Shyloh always looked for ways the members of the Triumvirate could engage students through non-partisan means. They’d declared no affiliations though they’d all been approached and coaxed with promises of power and prominence once they graduated next year, but to Shyloh the current landscape was too undefined. Timing was everything in politics and this was not their time.
“This evening we promote tolerance, suggest positive alternatives and as the voice of reason and we’ll solidify support,” he said. “The only concern are right-wing groups who might try to disrupt the rally.”
“Don’t worry,” Judith said. “My people can handle any disruption. Aiya’s members will be safe.”
Shyloh believed her. In charcoal denims, a black turtleneck sweater and mid-calf military boots, she looked like an urban street fighter.
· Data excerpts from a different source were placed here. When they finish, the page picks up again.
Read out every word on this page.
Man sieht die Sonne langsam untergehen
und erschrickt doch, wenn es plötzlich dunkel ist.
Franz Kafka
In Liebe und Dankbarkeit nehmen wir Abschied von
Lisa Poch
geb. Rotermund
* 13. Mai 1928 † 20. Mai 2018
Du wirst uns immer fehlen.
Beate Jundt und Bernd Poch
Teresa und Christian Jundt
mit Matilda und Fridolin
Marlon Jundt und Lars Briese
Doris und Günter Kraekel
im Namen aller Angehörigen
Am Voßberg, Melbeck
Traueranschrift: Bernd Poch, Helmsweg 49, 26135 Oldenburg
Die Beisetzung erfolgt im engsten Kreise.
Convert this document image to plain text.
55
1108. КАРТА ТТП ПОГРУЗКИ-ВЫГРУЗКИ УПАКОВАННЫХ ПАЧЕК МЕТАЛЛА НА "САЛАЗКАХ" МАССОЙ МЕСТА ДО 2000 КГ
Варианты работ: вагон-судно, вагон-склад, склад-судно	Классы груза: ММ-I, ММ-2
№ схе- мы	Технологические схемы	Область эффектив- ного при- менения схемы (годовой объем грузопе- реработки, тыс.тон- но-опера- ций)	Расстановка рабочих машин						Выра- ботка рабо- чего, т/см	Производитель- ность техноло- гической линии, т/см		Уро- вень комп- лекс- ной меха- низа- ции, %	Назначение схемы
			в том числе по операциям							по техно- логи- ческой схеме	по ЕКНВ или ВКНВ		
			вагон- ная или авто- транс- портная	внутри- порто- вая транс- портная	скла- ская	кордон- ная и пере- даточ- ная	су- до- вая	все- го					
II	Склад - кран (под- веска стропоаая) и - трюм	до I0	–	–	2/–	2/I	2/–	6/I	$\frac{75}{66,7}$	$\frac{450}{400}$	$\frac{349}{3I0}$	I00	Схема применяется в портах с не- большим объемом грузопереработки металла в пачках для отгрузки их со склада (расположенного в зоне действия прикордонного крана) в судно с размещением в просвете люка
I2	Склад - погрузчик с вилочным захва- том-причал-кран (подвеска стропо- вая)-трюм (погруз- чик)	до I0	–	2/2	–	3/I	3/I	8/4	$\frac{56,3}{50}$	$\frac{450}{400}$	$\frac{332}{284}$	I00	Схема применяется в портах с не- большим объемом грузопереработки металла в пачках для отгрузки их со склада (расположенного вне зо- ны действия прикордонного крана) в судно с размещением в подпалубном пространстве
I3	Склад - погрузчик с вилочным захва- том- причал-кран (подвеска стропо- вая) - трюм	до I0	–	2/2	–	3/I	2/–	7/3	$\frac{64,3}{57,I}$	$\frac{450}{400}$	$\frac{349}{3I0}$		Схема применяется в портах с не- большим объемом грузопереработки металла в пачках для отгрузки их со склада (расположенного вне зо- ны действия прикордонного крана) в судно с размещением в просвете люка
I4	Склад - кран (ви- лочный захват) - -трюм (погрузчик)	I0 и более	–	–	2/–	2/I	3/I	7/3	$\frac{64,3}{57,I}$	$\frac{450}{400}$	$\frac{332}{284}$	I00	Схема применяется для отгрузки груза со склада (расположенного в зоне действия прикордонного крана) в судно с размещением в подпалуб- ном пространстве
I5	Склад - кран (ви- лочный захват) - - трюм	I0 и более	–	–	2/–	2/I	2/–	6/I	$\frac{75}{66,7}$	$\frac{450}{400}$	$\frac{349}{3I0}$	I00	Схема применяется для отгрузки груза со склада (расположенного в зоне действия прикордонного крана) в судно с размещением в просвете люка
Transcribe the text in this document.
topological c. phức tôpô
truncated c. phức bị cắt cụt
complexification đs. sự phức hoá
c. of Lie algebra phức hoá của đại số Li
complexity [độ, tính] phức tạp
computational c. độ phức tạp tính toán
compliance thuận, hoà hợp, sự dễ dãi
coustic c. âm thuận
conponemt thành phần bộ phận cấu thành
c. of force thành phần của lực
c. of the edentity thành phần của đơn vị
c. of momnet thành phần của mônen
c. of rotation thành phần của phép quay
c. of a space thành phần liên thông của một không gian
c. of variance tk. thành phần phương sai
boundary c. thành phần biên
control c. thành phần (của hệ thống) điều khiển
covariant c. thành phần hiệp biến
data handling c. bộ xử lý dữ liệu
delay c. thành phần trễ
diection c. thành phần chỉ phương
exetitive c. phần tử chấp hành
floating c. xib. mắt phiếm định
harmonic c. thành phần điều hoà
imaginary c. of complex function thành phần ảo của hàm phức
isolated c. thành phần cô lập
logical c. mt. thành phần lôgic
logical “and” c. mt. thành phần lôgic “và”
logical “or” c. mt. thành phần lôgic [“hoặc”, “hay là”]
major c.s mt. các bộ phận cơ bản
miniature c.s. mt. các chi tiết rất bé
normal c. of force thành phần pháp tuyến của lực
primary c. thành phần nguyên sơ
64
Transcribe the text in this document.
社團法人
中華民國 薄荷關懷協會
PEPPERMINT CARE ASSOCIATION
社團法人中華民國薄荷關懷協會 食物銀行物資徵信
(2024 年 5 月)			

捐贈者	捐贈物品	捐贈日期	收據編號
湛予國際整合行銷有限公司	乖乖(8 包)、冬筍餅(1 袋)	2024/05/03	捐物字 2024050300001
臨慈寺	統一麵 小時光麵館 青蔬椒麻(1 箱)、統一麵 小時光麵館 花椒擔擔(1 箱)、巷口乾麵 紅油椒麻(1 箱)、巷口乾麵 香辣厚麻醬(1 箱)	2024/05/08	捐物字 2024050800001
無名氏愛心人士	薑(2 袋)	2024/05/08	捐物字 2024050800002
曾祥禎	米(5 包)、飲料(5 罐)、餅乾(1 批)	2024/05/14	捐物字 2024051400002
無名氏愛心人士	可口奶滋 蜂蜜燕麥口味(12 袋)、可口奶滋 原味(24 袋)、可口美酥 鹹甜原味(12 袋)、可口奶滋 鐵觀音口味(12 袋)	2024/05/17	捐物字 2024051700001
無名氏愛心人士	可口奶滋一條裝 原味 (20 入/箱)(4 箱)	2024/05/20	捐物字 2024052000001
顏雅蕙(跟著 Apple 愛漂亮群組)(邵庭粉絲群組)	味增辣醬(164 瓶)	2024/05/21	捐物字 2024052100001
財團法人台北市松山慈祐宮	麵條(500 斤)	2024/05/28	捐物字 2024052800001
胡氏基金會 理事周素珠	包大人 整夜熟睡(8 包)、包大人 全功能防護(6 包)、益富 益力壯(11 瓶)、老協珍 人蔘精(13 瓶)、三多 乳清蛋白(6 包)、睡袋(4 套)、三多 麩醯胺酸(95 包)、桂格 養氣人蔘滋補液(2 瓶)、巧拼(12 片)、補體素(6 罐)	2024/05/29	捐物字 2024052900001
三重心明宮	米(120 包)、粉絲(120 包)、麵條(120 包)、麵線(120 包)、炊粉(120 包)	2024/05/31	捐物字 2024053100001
Judith had recruits. Aiya had followers. Judith commanded. Aiya persuaded. Judith spoke to your inner hero and aroused a need for action and results. Aiya appealed to your better self and encouraged compassion and tolerance. Both demanded sacrifice, loyalty and commitment to the cause, a new and better world.
Shyloh’s job was to channel this dichotomy of will and passion. At times he felt like the field between two powerful magnets, crushed when as opposite poles they collided, and at risk of disintegrating when as similar ones they repulsed each other.
Judith picked up her leather jacket. “After this, Aiya will have to police her own rallies, at least for a while.”
“Come on, Judith.” Rallies without security invited violence. Just knowing Judith’s people would be on the perimeter discouraged it. Shyloh was tired of explaining what was self-evident.
“Well, I can’t run security from Ottawa,” she said.
“You’ve been accepted to the Royal Military College?”
“Full scholarship with consideration for my training.”
“Judith, that’s wonderful.” The Royal Military College of Canada had been Shyloh’s idea. It was a fast track to becoming a senior officer in the Canadian Armed Forces and a great opportunity for his friend in her career of choice.
By the time Judith was fifteen she was a Master Cadet Level 5 and had more training and military expertise than many professional soldiers. She could be dropped in the barren tundra with only a map, compass and minimal survival gear and would be the first to make it to the rendezvous point and be no worse for wear than when she started out.
She had the tactical skill to operate with stealth day or night in all weather and any kind of terrain.
As a squad leader she could select good firing positions, lying-up positions, camping positions, and deploy effective camouflage observation posts. She knew how to use counter-surveillance to enhance information of battlefield details, infiltration and escape routes, construction and employment of hiding positions. Before any exercise or drill, she researched her enemy force doctrines and equipment.
The only thing she lacked was combat experience, but Shyloh had no doubt about how she’d perform under fire or her ability to kill. She’d be exemplary.